Terrorism hearings set
U.S. District Judge Robert Jones is considering delaying the start of the so-called Portland Seven terror cell case until January.
He has set a hearing for today to discuss scheduling problems raised by the recent indictment of alleged co-conspirator Maher Mofeid Hawash.
Although Jones originally had set the trial for October, he must allow Hawash's attorney, Stephen Houze, to file the same series of pretrial motions as the other defendants, who will have a hearing on their motions June 9.
In another high-profile case involving a Muslim defendant, Sheik Mohamed Abdirahman Kariye will be sentenced Friday on Social Security and welfare fraud charges. His arrest by the Portland FBI's Joint Terrorism Task Force was widely covered by the media last September.
The federal government eventually allowed Kariye to plead guilty to relatively minor charges of using a false Social Security card number to obtain Oregon Health Plan benefits.
The U.S. attorney's office has recommended that Kariye be sentenced to five years' probation, pay a $1,000 fine and reimburse the state $1,000 for the health benefits.
Woman found dead
Police are still searching for clues in the beating death last week of a 22-year-old Gladstone woman.
Around sunrise on Friday, a railroad engineer spotted the body of Jessica Kate Williams between the tracks and a footbridge over the Eastbank Esplanade near the east end of the Steel Bridge.
An autopsy Friday showed that Williams died from 'blunt force trauma' to the head, said a spokesman for the state medical examiner's office.
Police spokesman Henry Groepper said Williams frequented downtown Portland and on occasion stayed at youth shelters. Her family last saw her May 17.

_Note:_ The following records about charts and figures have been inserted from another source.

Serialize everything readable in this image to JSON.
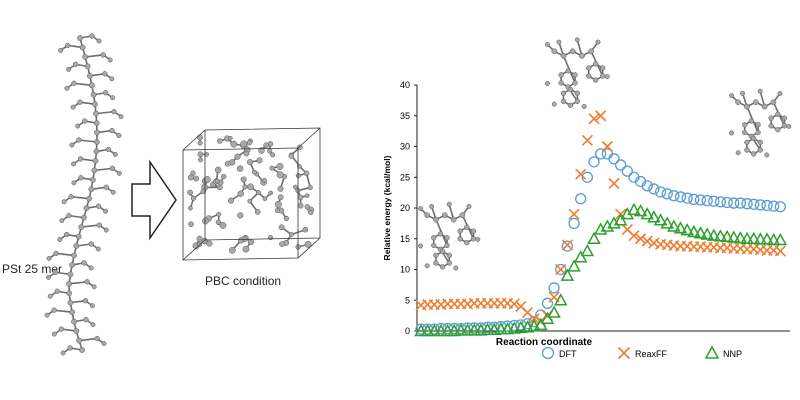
{
  "figure": {
    "polymer_label": "PSt 25 mer",
    "pbc_label": "PBC condition"
  },
  "colors": {
    "dft": "#5b9bd5",
    "reaxff": "#ed7d31",
    "nnp": "#2ca02c",
    "atom": "#a8a8a8",
    "bond": "#6e6e6e",
    "box": "#333333"
  },
  "chart_data": {
    "type": "scatter",
    "title": "",
    "xlabel": "Reaction coordinate",
    "ylabel": "Relative energy (kcal/mol)",
    "xlim": [
      0,
      55
    ],
    "ylim": [
      0,
      40
    ],
    "yticks": [
      "0",
      "5",
      "10",
      "15",
      "20",
      "25",
      "30",
      "35",
      "40"
    ],
    "legend_position": "bottom",
    "series": [
      {
        "name": "DFT",
        "marker": "circle",
        "color": "#5b9bd5",
        "x": [
          0,
          1,
          2,
          3,
          4,
          5,
          6,
          7,
          8,
          9,
          10,
          11,
          12,
          13,
          14,
          15,
          16,
          17,
          18,
          19,
          20,
          21,
          22,
          23,
          24,
          25,
          26,
          27,
          28,
          29,
          30,
          31,
          32,
          33,
          34,
          35,
          36,
          37,
          38,
          39,
          40,
          41,
          42,
          43,
          44,
          45,
          46,
          47,
          48,
          49,
          50,
          51,
          52,
          53,
          54
        ],
        "values": [
          0.3,
          0.3,
          0.3,
          0.4,
          0.4,
          0.4,
          0.4,
          0.5,
          0.5,
          0.5,
          0.6,
          0.6,
          0.7,
          0.8,
          0.9,
          1.0,
          1.2,
          1.5,
          2.6,
          4.5,
          7.0,
          10.0,
          13.8,
          17.5,
          21.5,
          25.0,
          27.5,
          28.8,
          28.8,
          28.0,
          27.0,
          26.0,
          25.0,
          24.3,
          23.6,
          23.1,
          22.6,
          22.3,
          22.0,
          21.8,
          21.6,
          21.4,
          21.3,
          21.2,
          21.1,
          21.0,
          20.9,
          20.8,
          20.8,
          20.7,
          20.6,
          20.5,
          20.4,
          20.3,
          20.2
        ]
      },
      {
        "name": "ReaxFF",
        "marker": "x",
        "color": "#ed7d31",
        "x": [
          0,
          1,
          2,
          3,
          4,
          5,
          6,
          7,
          8,
          9,
          10,
          11,
          12,
          13,
          14,
          15,
          16,
          17,
          18,
          19,
          20,
          21,
          22,
          23,
          24,
          25,
          26,
          27,
          28,
          29,
          30,
          31,
          32,
          33,
          34,
          35,
          36,
          37,
          38,
          39,
          40,
          41,
          42,
          43,
          44,
          45,
          46,
          47,
          48,
          49,
          50,
          51,
          52,
          53,
          54
        ],
        "values": [
          4.2,
          4.3,
          4.3,
          4.3,
          4.4,
          4.4,
          4.4,
          4.4,
          4.5,
          4.5,
          4.5,
          4.5,
          4.5,
          4.5,
          4.4,
          4.0,
          3.0,
          2.0,
          1.6,
          2.5,
          5.5,
          10.0,
          14.0,
          19.0,
          25.5,
          31.0,
          34.5,
          35.0,
          30.0,
          24.0,
          19.0,
          16.5,
          15.5,
          15.0,
          14.6,
          14.3,
          14.1,
          14.0,
          13.9,
          13.8,
          13.8,
          13.7,
          13.7,
          13.6,
          13.6,
          13.5,
          13.5,
          13.4,
          13.4,
          13.3,
          13.3,
          13.2,
          13.1,
          13.1,
          13.0
        ]
      },
      {
        "name": "NNP",
        "marker": "triangle",
        "color": "#2ca02c",
        "x": [
          0,
          1,
          2,
          3,
          4,
          5,
          6,
          7,
          8,
          9,
          10,
          11,
          12,
          13,
          14,
          15,
          16,
          17,
          18,
          19,
          20,
          21,
          22,
          23,
          24,
          25,
          26,
          27,
          28,
          29,
          30,
          31,
          32,
          33,
          34,
          35,
          36,
          37,
          38,
          39,
          40,
          41,
          42,
          43,
          44,
          45,
          46,
          47,
          48,
          49,
          50,
          51,
          52,
          53,
          54
        ],
        "values": [
          0.0,
          0.0,
          0.0,
          0.0,
          0.0,
          0.0,
          0.1,
          0.1,
          0.1,
          0.1,
          0.2,
          0.2,
          0.3,
          0.3,
          0.4,
          0.5,
          0.6,
          0.8,
          1.0,
          2.0,
          3.0,
          5.0,
          9.0,
          10.5,
          12.0,
          13.0,
          15.0,
          16.5,
          17.0,
          17.5,
          18.0,
          19.0,
          19.7,
          19.5,
          19.0,
          18.5,
          18.0,
          17.5,
          17.0,
          16.7,
          16.4,
          16.1,
          15.9,
          15.7,
          15.5,
          15.4,
          15.3,
          15.2,
          15.1,
          15.0,
          15.0,
          14.9,
          14.9,
          14.8,
          14.8
        ]
      }
    ]
  }
}
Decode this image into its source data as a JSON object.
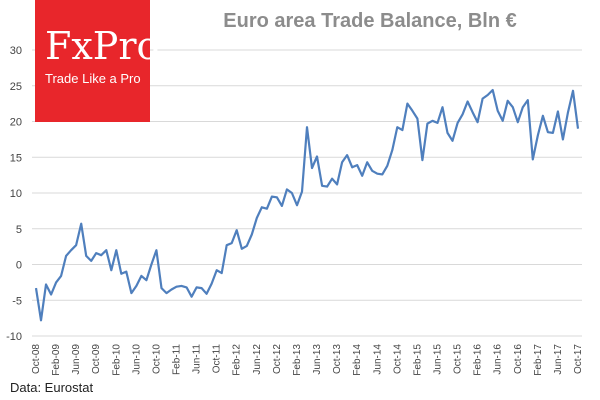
{
  "colors": {
    "line": "#4f7fbd",
    "grid": "#d9d9d9",
    "axis_text": "#444444",
    "logo_bg": "#e8262b",
    "title": "#8c8c8c"
  },
  "logo": {
    "name": "FxPro",
    "tagline": "Trade Like a Pro"
  },
  "source": "Data: Eurostat",
  "chart_data": {
    "type": "line",
    "title": "Euro area Trade Balance, Bln €",
    "xlabel": "",
    "ylabel": "",
    "ylim": [
      -10,
      30
    ],
    "yticks": [
      -10,
      -5,
      0,
      5,
      10,
      15,
      20,
      25,
      30
    ],
    "grid": true,
    "x_tick_labels": [
      "Oct-08",
      "Feb-09",
      "Jun-09",
      "Oct-09",
      "Feb-10",
      "Jun-10",
      "Oct-10",
      "Feb-11",
      "Jun-11",
      "Oct-11",
      "Feb-12",
      "Jun-12",
      "Oct-12",
      "Feb-13",
      "Jun-13",
      "Oct-13",
      "Feb-14",
      "Jun-14",
      "Oct-14",
      "Feb-15",
      "Jun-15",
      "Oct-15",
      "Feb-16",
      "Jun-16",
      "Oct-16",
      "Feb-17",
      "Jun-17",
      "Oct-17"
    ],
    "x_tick_every": 4,
    "series": [
      {
        "name": "Euro area Trade Balance",
        "start": "Oct-08",
        "values": [
          -3.3,
          -7.8,
          -2.8,
          -4.2,
          -2.5,
          -1.6,
          1.2,
          2.0,
          2.7,
          5.7,
          1.2,
          0.5,
          1.6,
          1.3,
          2.0,
          -0.8,
          2.0,
          -1.3,
          -1.0,
          -4.0,
          -3.0,
          -1.6,
          -2.2,
          0.0,
          2.0,
          -3.3,
          -4.0,
          -3.5,
          -3.1,
          -3.0,
          -3.2,
          -4.5,
          -3.2,
          -3.3,
          -4.1,
          -2.7,
          -0.8,
          -1.2,
          2.7,
          3.0,
          4.8,
          2.2,
          2.6,
          4.2,
          6.5,
          8.0,
          7.8,
          9.5,
          9.4,
          8.2,
          10.5,
          10.0,
          8.3,
          10.2,
          19.2,
          13.5,
          15.1,
          11.0,
          10.9,
          12.0,
          11.2,
          14.3,
          15.3,
          13.6,
          13.9,
          12.4,
          14.3,
          13.1,
          12.7,
          12.6,
          13.8,
          16.0,
          19.2,
          18.8,
          22.5,
          21.5,
          20.4,
          14.6,
          19.7,
          20.1,
          19.8,
          22.0,
          18.4,
          17.3,
          19.8,
          21.0,
          22.8,
          21.3,
          19.9,
          23.2,
          23.7,
          24.4,
          21.5,
          20.1,
          22.9,
          22.0,
          19.9,
          22.0,
          23.0,
          14.7,
          18.1,
          20.8,
          18.5,
          18.4,
          21.4,
          17.5,
          21.3,
          24.3,
          19.0
        ]
      }
    ]
  }
}
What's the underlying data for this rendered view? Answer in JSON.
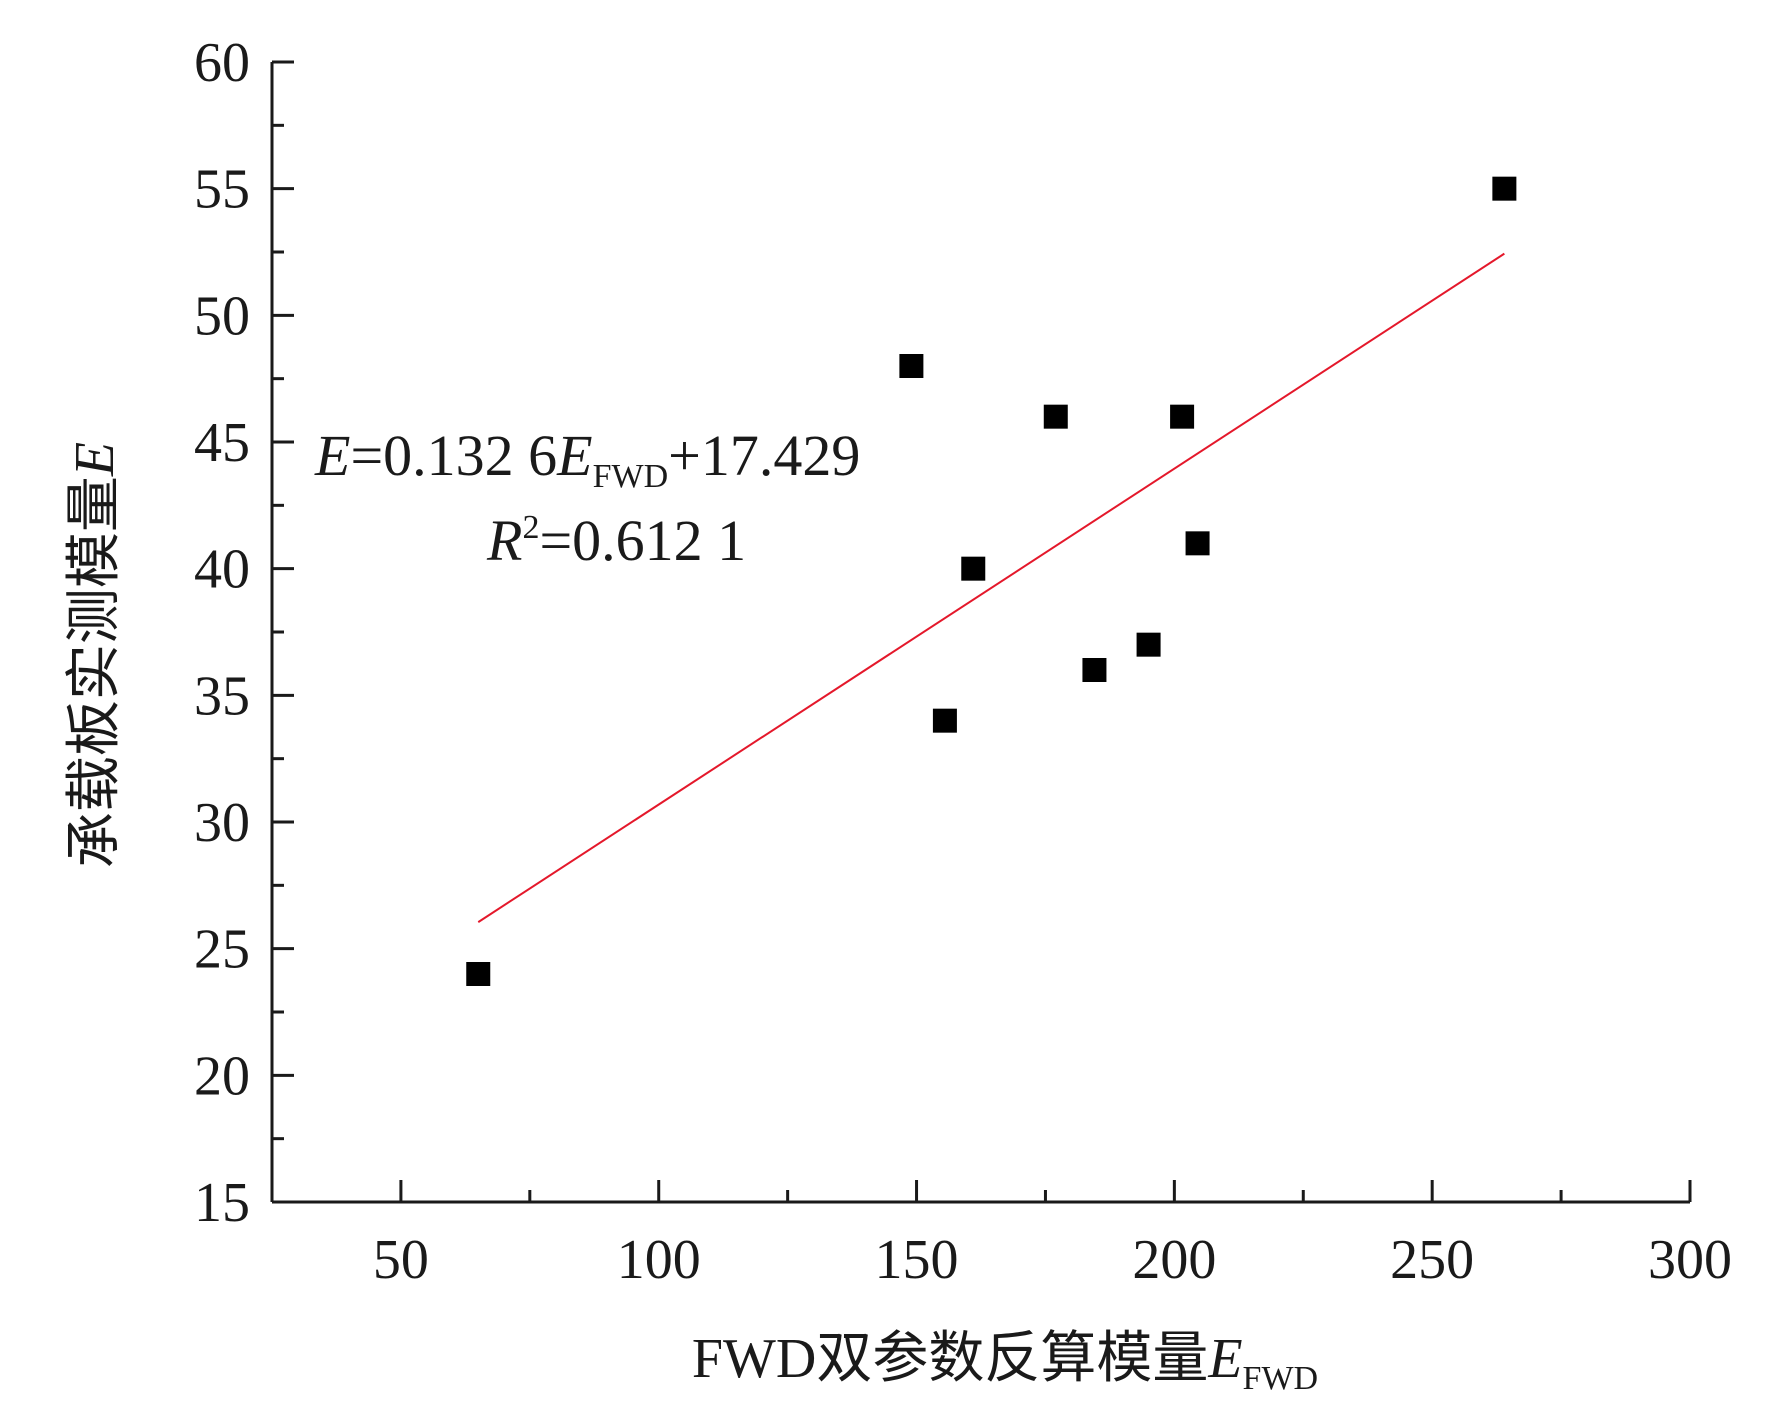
{
  "chart_data": {
    "type": "scatter",
    "xlabel": "FWD双参数反算模量",
    "xlabel_var": "E",
    "xlabel_sub": "FWD",
    "ylabel": "承载板实测模量",
    "ylabel_var": "E",
    "xlim": [
      25,
      300
    ],
    "ylim": [
      15,
      60
    ],
    "x_ticks": [
      "50",
      "100",
      "150",
      "200",
      "250",
      "300"
    ],
    "y_ticks": [
      "15",
      "20",
      "25",
      "30",
      "35",
      "40",
      "45",
      "50",
      "55",
      "60"
    ],
    "x_tick_values": [
      50,
      100,
      150,
      200,
      250,
      300
    ],
    "y_tick_values": [
      15,
      20,
      25,
      30,
      35,
      40,
      45,
      50,
      55,
      60
    ],
    "x_minor_values": [
      75,
      125,
      175,
      225,
      275
    ],
    "y_minor_values": [
      17.5,
      22.5,
      27.5,
      32.5,
      37.5,
      42.5,
      47.5,
      52.5,
      57.5
    ],
    "points": [
      {
        "x": 65,
        "y": 24
      },
      {
        "x": 149,
        "y": 48
      },
      {
        "x": 155.5,
        "y": 34
      },
      {
        "x": 161,
        "y": 40
      },
      {
        "x": 177,
        "y": 46
      },
      {
        "x": 184.5,
        "y": 36
      },
      {
        "x": 195,
        "y": 37
      },
      {
        "x": 201.5,
        "y": 46
      },
      {
        "x": 204.5,
        "y": 41
      },
      {
        "x": 264,
        "y": 55
      }
    ],
    "fit": {
      "slope": 0.1326,
      "intercept": 17.429,
      "r2": 0.6121,
      "x_range": [
        65,
        264
      ]
    },
    "marker_color": "#000000",
    "fit_color": "#e4182b",
    "grid": false,
    "equation": {
      "lhs": "E",
      "equals_a": "=0.132 6",
      "mid_var": "E",
      "mid_sub": "FWD",
      "rest": "+17.429",
      "r_var": "R",
      "r_sup": "2",
      "r_rest": "=0.612 1"
    }
  }
}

'According to the family,' Groepper said, 'she had a developmental disability that resulted in her having a maturity level of a person much younger than her 22 years.'
Her death marks the 10th homicide in Portland this year.
Group pursues review
A local civil rights group has asked to review the Portland Police Bureau's cultural training policies in light of the Kendra James shooting. The Coalition Against Hate Crimes made the request after discussing the shooting at its Thursday meeting.
The shooting has enraged many members of Portland's black community. James, who is black, was shot and killed by police officer Scott McCollister, who is white, on May 5. McCollister shot James as he tried to arrest her; he has testified that he was leaning into the car when it began moving, and he feared for his life.
'This is not intended to be punitive, but (we) want to see if there's anything that can be done to prevent something like this from happening again,' said coalition Chairman Randy Blazak, a sociology professor at Portland State University.
Van Sant wins at Cannes
Portland filmmaker Gus Van Sant came away triumphant Sunday night from the 56th annual Cannes International Film Festival. He won both the Palme d'Or award, the festival's top prize, and best director honor.
The awards were in recognition of his latest film, 'Elephant,' a documentary-style look at an explosion of violence in a typical middle-class high school.
Van Sant, who conceived the project, used high school students and nonprofessional actors for filming, much of which took place at Portland's abandoned Whitaker Middle School.
The film was made for Home Box Office. But before the festival, Van Sant said he might send it to theaters if it did well at Cannes.
Van Sant has made successful crowd-pleasers Ñ1997's 'Good Will Hunting' and 2000's 'Finding Forrester' Ñ and quirky cult favorites such as 'My Own Private Idaho,' which was filmed in Portland.
The Portland native moved to the Pearl District last year after living in New York.
Portland broker honored
E. John Rumpakis, a longtime Portland real estate activist, has received the Ellis Island Medal of Honor. The ceremony was held earlier this month in the Great Hall on Ellis Island in New York Harbor.
Rumpakis, one of 100 recipients this year, was chosen for his involvement in numerous business, civic and educational organizations throughout a career that began in 1959, when he opened his real estate brokerage and development company.
The son of an immigrant Greek cobbler, he was an advocate for real estate preservation, led campaigns to revitalize the Irvington neighborhood, preserve the Mayor Earl Riley home and save downtown Portland's historic Old Church.
The National Ethnic Coalition of Organizations has awarded the Ellis Island Medal of Honor every year since 1986 to honor the ancestral groups that helped shape the United States.